Deepen the interpretation of results and flag sources of error throughout a workflow by plotting data such as (i) read-quality metrics pre- and post-filtering, (ii) sequence coverage across a reference and across samples, (iii) principal component analysis of replicates pre- and post-filtering, and (iv) results and predictions of statistical tests.

All models and pipelines introduce some type and magnitude of error. Compare models’ nuances to find the best approach, given your data.

This issue is particularly acute in non-model species. Some quantitative approaches towards evaluating methods include (i) comparing the performance of different methods or parameter choices using simulated data (Lotterhos, Fitzpatrick, and Blackmon 2022), (ii) measuring their predictive strengths using model selection statistics (Hooten and Hobbs 2015; Johnson and Omland 2004), and (iii) observed-predicted plots from model outputs. A basic understanding of the sensitivity of inference in different analyses will be helpful for determining how robust the results are to nuanced decisions, especially for non-model organisms or unique experimental designs.

Reproducibility

Wherever your sequencing data go, their associated metadata goes with them.

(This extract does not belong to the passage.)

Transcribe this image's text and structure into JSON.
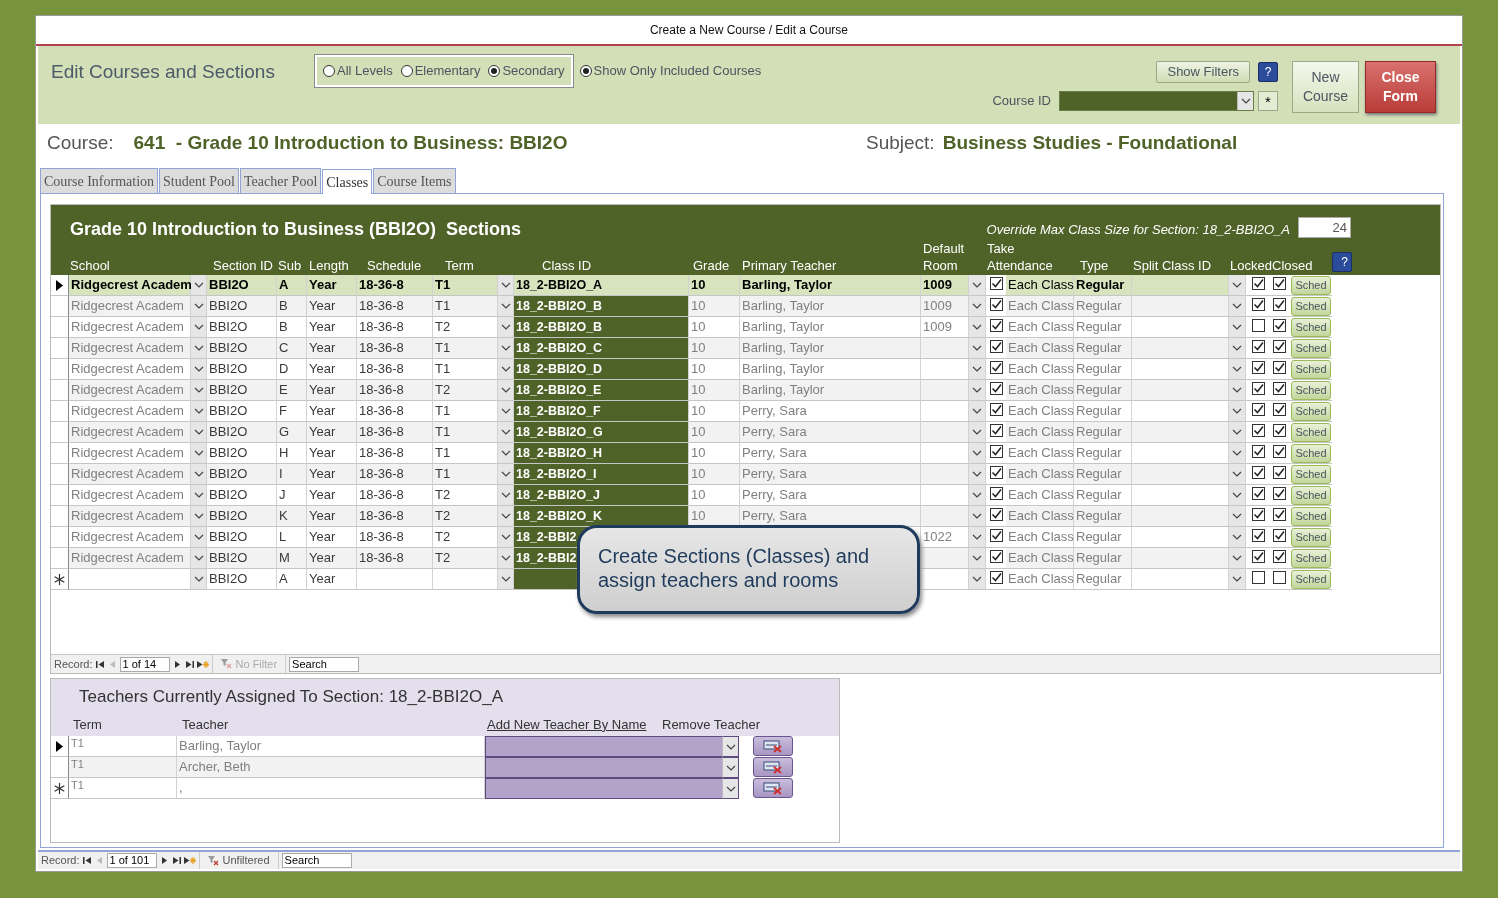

Any and all metadata that can be reported should accompany sequence data in databases such as NCBI or SRA. Data on Dryad or GitHub should crosslink to NCBI/SRA.

Take detailed records on all analysis decisions you make, including for preliminary analyses and errors that occurred, so you remember what you did and can reproduce your own work.

Use text-annotated code notebooks for bioinformatic analyses (e.g., Rmarkdown, Jupyter).

Provide a reproducible text-annotated code notebook for all final analyses so that these methods could be reproduced by someone else.

Provide these notebooks (in Rmarkdown or Jupyter) in a publically accessible format on services such as GitHub, GitLab, Dryad, Figshare, or Zenodo.